These days, London feels unusually quiet.
I have been walking a lot since I arrived, mainly because I like to give some tasks to my body so that my mind doesn't take over my whole being, which apparently doesn't seem to work, given this post.
In my walks I have seen less people, heard less noise and felt a general atmosphere of heavy quietness floating over the streets. It is true that talking through your mask feels a little ridiculous, so that might be the reason why people are quieter than usual, including -thanks god- small talk. If only for this, I am grateful about this silence.
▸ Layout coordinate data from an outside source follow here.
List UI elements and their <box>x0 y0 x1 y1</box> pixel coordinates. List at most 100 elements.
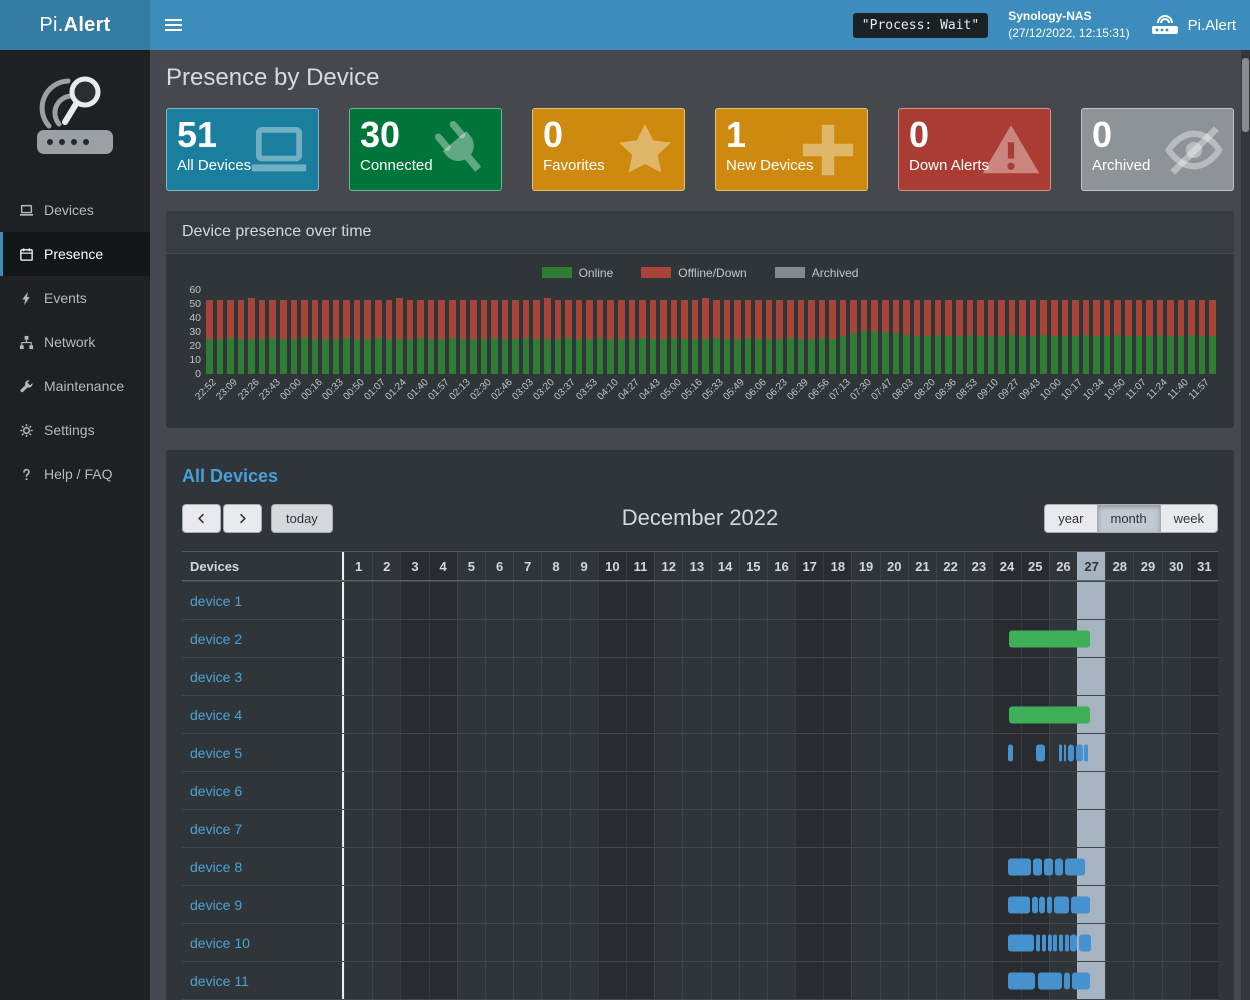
day-cell <box>1133 734 1161 771</box>
device-link[interactable]: device 4 <box>190 707 242 723</box>
chart-bar <box>533 300 540 374</box>
device-link[interactable]: device 11 <box>190 973 249 989</box>
day-cell <box>767 886 795 923</box>
day-cell <box>908 810 936 847</box>
tile-archived[interactable]: 0Archived <box>1081 108 1234 191</box>
sidebar-item-devices[interactable]: Devices <box>0 188 150 232</box>
day-cell <box>570 696 598 733</box>
day-cell <box>908 734 936 771</box>
tile-all-devices[interactable]: 51All Devices <box>166 108 319 191</box>
sidebar-item-label: Events <box>44 290 87 306</box>
day-cell <box>1162 772 1190 809</box>
topbar-app-link[interactable]: Pi.Alert <box>1150 13 1236 37</box>
day-cell <box>344 886 372 923</box>
calendar-next-button[interactable] <box>223 504 262 533</box>
chart-bar <box>956 300 963 374</box>
presence-event-bar <box>1036 744 1044 761</box>
device-link[interactable]: device 5 <box>190 745 242 761</box>
chart-bar <box>607 300 614 374</box>
presence-event-bar <box>1008 972 1035 989</box>
presence-event-bar <box>1042 934 1046 951</box>
device-link[interactable]: device 10 <box>190 935 250 951</box>
y-tick-label: 60 <box>189 284 201 296</box>
day-cell <box>1105 734 1133 771</box>
presence-event-bar <box>1009 630 1090 647</box>
device-link[interactable]: device 6 <box>190 783 242 799</box>
calendar-prev-button[interactable] <box>182 504 221 533</box>
legend-swatch <box>641 267 671 278</box>
device-name-cell: device 8 <box>182 848 344 885</box>
day-cell <box>654 962 682 999</box>
day-cell <box>1077 582 1105 619</box>
device-link[interactable]: device 7 <box>190 821 242 837</box>
day-cell <box>344 734 372 771</box>
day-header-cell: 7 <box>513 552 541 580</box>
sidebar-item-events[interactable]: Events <box>0 276 150 320</box>
chart-bar <box>808 300 815 374</box>
day-cell <box>485 772 513 809</box>
day-cell <box>598 810 626 847</box>
chart-bar <box>650 300 657 374</box>
device-row: device 5 <box>182 733 1218 771</box>
day-header-cell: 9 <box>570 552 598 580</box>
day-cell <box>1133 582 1161 619</box>
device-link[interactable]: device 9 <box>190 897 242 913</box>
calendar-view-year-button[interactable]: year <box>1044 504 1097 533</box>
tile-favorites[interactable]: 0Favorites <box>532 108 685 191</box>
device-link[interactable]: device 8 <box>190 859 242 875</box>
y-tick-label: 50 <box>189 298 201 310</box>
day-cell <box>739 962 767 999</box>
presence-event-bar <box>1070 934 1077 951</box>
day-cell <box>400 772 428 809</box>
day-cell <box>570 658 598 695</box>
day-cell <box>795 734 823 771</box>
day-cell <box>344 924 372 961</box>
calendar-view-month-button[interactable]: month <box>1098 504 1161 533</box>
sidebar-item-maintenance[interactable]: Maintenance <box>0 364 150 408</box>
calendar-view-week-button[interactable]: week <box>1161 504 1218 533</box>
day-cell <box>739 734 767 771</box>
sidebar-menu: DevicesPresence Events NetworkMaintenanceS… <box>0 188 150 496</box>
device-row: device 4 <box>182 695 1218 733</box>
day-cell <box>1105 696 1133 733</box>
day-cell <box>654 582 682 619</box>
day-cell <box>400 658 428 695</box>
day-cell <box>880 620 908 657</box>
sidebar-item-help-faq[interactable]: Help / FAQ <box>0 452 150 496</box>
sidebar-toggle-button[interactable] <box>150 0 196 50</box>
chart-bar <box>481 300 488 374</box>
main-content: Presence by Device 51All Devices30Connec… <box>150 50 1250 1000</box>
chart-x-axis: 22:5223:0923:2623:4300:0000:1600:3300:50… <box>206 374 1220 424</box>
calendar-header-row: Devices123456789101112131415161718192021… <box>182 551 1218 581</box>
chart-bar <box>998 300 1005 374</box>
day-cell <box>682 848 710 885</box>
day-cell <box>429 886 457 923</box>
chart-panel-body: OnlineOffline/DownArchived 6050403020100… <box>166 254 1234 428</box>
day-cell <box>1133 696 1161 733</box>
scrollbar-thumb[interactable] <box>1242 58 1249 132</box>
tile-down-alerts[interactable]: 0Down Alerts <box>898 108 1051 191</box>
day-cell <box>767 620 795 657</box>
day-cell <box>457 696 485 733</box>
chart-bar <box>565 300 572 374</box>
day-cell <box>429 772 457 809</box>
day-cell <box>400 582 428 619</box>
chart-bar <box>681 300 688 374</box>
sidebar-item-presence[interactable]: Presence <box>0 232 150 276</box>
device-row: device 1 <box>182 581 1218 619</box>
tile-connected[interactable]: 30Connected <box>349 108 502 191</box>
calendar-today-button[interactable]: today <box>271 504 333 533</box>
device-link[interactable]: device 3 <box>190 669 242 685</box>
page-scrollbar[interactable] <box>1241 50 1250 1000</box>
tile-new-devices[interactable]: 1New Devices <box>715 108 868 191</box>
day-cell <box>795 658 823 695</box>
chart-bar <box>745 300 752 374</box>
device-link[interactable]: device 1 <box>190 593 242 609</box>
brand-logo[interactable]: Pi.Alert <box>0 0 150 50</box>
device-link[interactable]: device 2 <box>190 631 242 647</box>
sidebar-item-network[interactable]: Network <box>0 320 150 364</box>
day-cell <box>711 962 739 999</box>
sidebar-item-settings[interactable]: Settings <box>0 408 150 452</box>
calendar-panel: All Devices December 2022 today yearmont… <box>166 450 1234 1000</box>
day-cell <box>513 734 541 771</box>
Walking in the streets around the normally busy area of London Bridge with the only soundtrack of my footsteps, sometimes I have met people coming in my direction, and I feel there is a reciprocal quick scan, and little gestures such as turning slightly your face away, in case some little bastard viruses want to jump from my mask to discover the hidden territories of the other person's mask's fabric.
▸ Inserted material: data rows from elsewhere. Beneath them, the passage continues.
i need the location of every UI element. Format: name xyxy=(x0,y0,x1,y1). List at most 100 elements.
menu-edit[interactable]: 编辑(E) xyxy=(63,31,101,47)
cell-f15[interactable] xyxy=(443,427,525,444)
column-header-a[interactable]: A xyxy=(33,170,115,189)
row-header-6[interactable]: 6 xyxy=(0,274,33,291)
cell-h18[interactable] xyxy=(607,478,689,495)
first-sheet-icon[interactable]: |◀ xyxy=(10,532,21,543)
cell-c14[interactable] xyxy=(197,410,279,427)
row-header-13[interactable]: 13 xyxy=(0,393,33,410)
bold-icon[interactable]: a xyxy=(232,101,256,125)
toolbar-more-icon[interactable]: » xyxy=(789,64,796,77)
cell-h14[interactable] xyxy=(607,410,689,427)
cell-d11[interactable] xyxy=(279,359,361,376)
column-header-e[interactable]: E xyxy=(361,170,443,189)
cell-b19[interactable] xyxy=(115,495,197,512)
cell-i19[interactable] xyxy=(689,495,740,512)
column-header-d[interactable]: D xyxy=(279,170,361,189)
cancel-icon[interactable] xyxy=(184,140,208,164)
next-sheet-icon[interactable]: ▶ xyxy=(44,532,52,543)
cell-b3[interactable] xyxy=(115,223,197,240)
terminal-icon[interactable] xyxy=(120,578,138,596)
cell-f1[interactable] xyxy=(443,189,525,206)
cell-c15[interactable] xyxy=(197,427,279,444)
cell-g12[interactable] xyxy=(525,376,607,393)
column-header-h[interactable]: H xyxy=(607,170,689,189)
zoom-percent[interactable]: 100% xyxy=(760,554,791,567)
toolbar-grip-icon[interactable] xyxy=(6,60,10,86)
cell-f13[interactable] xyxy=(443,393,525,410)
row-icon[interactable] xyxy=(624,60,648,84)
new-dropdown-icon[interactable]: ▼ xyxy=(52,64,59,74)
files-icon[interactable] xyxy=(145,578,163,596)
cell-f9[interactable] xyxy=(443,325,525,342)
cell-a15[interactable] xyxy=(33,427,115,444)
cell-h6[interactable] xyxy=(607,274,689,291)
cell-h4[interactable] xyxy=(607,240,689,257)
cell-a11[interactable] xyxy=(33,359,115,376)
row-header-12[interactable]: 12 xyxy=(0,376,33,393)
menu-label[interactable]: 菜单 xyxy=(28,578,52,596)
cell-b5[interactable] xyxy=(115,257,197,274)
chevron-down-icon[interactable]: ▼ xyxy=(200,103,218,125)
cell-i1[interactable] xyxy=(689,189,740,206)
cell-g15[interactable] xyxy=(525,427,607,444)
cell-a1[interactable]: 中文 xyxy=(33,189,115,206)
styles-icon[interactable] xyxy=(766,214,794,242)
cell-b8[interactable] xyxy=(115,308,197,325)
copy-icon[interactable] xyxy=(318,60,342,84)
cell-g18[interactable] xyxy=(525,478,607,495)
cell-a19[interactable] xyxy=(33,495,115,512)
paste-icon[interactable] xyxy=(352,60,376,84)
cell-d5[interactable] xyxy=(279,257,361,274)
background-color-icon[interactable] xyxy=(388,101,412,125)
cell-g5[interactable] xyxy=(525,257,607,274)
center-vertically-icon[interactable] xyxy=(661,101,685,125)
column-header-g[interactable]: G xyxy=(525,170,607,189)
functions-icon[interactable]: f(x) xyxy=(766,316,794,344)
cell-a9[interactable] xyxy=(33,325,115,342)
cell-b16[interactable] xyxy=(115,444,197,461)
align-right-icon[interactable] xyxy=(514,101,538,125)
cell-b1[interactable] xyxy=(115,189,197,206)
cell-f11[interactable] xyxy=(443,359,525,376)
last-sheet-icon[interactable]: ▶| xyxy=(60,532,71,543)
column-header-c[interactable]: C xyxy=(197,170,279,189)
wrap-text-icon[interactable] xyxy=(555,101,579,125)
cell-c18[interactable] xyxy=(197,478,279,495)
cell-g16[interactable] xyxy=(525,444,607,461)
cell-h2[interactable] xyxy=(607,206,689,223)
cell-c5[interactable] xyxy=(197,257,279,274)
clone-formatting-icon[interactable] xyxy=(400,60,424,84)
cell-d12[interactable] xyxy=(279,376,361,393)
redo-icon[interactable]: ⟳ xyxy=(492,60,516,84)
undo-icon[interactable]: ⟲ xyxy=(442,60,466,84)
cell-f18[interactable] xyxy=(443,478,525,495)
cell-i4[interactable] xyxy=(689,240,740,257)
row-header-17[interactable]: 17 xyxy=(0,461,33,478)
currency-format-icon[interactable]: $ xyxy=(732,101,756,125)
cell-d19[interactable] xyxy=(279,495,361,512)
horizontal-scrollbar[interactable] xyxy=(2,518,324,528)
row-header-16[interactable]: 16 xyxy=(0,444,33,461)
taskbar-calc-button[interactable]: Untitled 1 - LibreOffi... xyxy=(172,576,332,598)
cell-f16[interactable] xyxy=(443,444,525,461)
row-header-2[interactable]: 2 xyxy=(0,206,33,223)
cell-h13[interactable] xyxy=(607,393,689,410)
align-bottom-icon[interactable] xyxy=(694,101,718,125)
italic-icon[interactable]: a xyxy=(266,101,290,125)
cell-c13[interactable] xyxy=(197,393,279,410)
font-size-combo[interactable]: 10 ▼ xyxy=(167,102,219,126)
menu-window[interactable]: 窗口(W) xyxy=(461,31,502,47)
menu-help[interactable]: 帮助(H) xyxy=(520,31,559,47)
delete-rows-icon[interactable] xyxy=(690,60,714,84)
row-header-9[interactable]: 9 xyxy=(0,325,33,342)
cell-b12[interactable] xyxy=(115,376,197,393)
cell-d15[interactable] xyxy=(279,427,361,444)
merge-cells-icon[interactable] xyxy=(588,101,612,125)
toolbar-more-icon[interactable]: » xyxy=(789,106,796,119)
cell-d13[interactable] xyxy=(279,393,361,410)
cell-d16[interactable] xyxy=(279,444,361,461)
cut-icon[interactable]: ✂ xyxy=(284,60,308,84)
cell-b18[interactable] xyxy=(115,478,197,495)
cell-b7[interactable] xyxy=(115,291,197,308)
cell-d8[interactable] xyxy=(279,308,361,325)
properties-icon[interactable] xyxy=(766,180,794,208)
In any case, when you cross paths with a person, sometimes two, I surprise myself thinking "Are they from the same household?". Everything is weird. Weird is the new normality, because we accept it.
Some people are wearing the mask on the streets, I don't do it and at the moment I don't feel the pressure of having to. Where I do feel pressured is when entering and leaving places: I have been constantly invited to put sanitiser in my hands every time I enter or leave a place, which for whatever reason reminds me at a scene from The Marx Brother's "A day at the races".
Maybe we will end up having a sort of points card or "passport", with a stamp every time we check in by a sanitiser, until the skin of our hands disappears and we have only bones left.
These are the things I think about when I am walking in silence: noticing the changes, creating stories, seeing how hyperbolic everything is, and using these aspects to ignite my imagination. Maybe I think like this because I haven't been here during the darkest hours. Coming from pristine Arctic lands, we have been able to keep a fairly normal normality.
This heavy quietness allows me the space to consider these ideas, play with my thoughts in this way, receive and contemplate everything around me from the vantage point of my brand new eyes.
I haven't lived the whole process of the covid, the lockdown and the new normality: I just found it from scratch at Heathrow arrival few days ago. I am still quite overwhelmed about the changes around me, not to mention the ones inside I still need to deal with. And I am still coming into terms with all of them. I feel the changes, the new processes, the new indications and rules, the new atmosphere, the silence...
Or maybe there is more silence only because it is Summer in London, and I need to do more walking.